Но что же все-таки случилось? Что произошло в тот последний день? Утром я буквально выставил ее за дверь. Я был рад, что она уезжает… Но ведь она так этого не хотела! Что же было после того, как я застегнул ее курточку и закрыл за ней дверь?

Этот ужасный разговор с ее матерью, жуткая ночь, после многочасовой и изнурительной прогулки по всем кабакам, которые попадались мне на пути. Что еще? Ах, да. Этот проклятый шкаф, который напугал меня ночью. Во время поисков у меня не было желания думать о нем. Понятно, что его заказала Лика. Но кто привез? Когда? Возможно, она сама? Значит, она возвращалась домой? Тогда почему не оставила даже записки, если хотела сделать сюрприз?

«А разве я искал?!» – чуть не закричал я.

Бросился в комнату. Было уже довольно поздно, «многоуважаемый шкаф» маячил в темноте, как «Титаник», поглотивший в себе все ее вещи, которые я так и не решился пересмотреть. Я начал судорожно доставать их и тщательно перетряхивать каждую… Кроме боли и бешеного сердцебиения, эти поиски ничего не принесли. Когда все содержимое шкафа уже валялось на полу, я еще раз осмотрел объемное днище и в дальнем углу обнаружил… пуговицу. Ту самую пуговицу с ее курточки! «Этот ангел тебя обожает…»

Я зажал ее в ладони. Звук, вырвавшийся из моего горла, мог бы перевернуть земной шар…

9

…Я написал короткое сообщение по адресу, указанному на визитке.

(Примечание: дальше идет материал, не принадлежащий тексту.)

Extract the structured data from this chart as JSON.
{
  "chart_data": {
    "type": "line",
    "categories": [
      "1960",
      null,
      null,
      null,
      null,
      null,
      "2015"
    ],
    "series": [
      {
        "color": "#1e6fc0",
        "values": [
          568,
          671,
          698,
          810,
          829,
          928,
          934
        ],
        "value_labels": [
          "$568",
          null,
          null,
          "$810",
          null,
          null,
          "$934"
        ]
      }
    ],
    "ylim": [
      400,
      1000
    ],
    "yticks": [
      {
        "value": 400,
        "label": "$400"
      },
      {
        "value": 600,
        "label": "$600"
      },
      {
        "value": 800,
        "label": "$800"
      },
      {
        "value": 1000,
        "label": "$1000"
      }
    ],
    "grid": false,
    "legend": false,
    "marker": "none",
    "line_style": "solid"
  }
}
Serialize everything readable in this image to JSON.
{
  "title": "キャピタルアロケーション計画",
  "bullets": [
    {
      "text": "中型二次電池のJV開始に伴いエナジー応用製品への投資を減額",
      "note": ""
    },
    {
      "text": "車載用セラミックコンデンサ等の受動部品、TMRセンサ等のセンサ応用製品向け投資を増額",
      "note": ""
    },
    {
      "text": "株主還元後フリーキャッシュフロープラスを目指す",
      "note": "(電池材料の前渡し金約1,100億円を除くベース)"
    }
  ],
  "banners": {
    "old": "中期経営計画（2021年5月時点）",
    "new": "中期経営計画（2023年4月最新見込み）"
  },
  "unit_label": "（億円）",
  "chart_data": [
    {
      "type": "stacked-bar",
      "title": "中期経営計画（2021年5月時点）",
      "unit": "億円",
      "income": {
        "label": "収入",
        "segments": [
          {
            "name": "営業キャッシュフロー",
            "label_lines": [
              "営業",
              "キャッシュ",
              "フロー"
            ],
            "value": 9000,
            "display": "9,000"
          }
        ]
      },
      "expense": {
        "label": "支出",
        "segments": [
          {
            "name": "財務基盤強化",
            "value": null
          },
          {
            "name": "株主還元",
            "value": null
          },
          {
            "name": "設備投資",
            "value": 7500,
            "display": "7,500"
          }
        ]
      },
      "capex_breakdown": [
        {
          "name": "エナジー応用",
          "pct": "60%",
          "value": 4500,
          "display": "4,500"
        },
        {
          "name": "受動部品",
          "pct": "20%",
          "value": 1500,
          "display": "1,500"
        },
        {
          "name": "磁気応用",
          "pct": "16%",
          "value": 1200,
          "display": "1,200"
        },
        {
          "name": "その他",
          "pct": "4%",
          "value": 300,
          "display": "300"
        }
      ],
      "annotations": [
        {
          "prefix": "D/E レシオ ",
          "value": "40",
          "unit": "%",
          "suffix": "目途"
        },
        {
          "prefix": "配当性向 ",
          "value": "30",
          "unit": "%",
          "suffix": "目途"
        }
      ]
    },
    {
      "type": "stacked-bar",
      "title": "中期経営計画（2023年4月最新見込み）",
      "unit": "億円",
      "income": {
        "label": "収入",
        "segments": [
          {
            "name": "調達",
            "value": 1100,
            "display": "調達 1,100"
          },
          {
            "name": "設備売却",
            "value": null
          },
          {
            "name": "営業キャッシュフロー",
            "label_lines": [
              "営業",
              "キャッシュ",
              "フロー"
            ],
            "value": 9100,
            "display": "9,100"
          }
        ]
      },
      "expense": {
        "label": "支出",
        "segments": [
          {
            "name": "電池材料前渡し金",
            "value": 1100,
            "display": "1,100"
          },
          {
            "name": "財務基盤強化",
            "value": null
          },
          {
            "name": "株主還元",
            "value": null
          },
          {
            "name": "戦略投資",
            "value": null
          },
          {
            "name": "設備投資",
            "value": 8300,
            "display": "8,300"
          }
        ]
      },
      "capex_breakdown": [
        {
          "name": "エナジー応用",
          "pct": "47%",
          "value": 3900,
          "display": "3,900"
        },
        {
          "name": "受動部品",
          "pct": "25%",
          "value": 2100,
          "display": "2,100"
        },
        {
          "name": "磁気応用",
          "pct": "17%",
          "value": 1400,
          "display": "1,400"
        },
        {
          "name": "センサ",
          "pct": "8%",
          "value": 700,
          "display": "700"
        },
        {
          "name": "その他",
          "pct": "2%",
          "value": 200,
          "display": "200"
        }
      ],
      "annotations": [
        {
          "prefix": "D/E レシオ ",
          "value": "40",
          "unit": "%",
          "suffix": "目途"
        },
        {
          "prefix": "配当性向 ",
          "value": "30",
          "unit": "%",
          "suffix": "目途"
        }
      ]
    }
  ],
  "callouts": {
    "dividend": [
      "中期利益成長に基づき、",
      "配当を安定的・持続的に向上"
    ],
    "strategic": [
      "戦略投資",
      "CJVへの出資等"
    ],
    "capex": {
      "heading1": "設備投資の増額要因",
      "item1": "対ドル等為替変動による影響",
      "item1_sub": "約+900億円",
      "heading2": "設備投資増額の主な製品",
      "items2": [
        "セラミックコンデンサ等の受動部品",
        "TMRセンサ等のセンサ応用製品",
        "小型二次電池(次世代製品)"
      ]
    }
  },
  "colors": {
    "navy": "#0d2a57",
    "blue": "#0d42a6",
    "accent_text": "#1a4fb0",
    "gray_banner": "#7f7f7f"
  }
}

А потом каждый час моей жизни превратился в мучительное ожидание.

И вот теперь желтый конвертик высветился в правом углу. И я не знал, что лучше – этот конверт или НИЧЕГО. Я перевел дыхание. Щелкнул «мышкой». Закрыл глаза. Открыл…

«Я умерла 25‑го сентября 1997 года…»

Я закрыл лицо руками. Холод и мрак поглотили меня…

Книга вторая
Часть перваяЛика

«Я умерла 25 сентября 1997 года…

Каждый раз, когда воскрешаю в памяти тот день, закрываю лицо ладонями – даже если в это время нахожусь среди людей…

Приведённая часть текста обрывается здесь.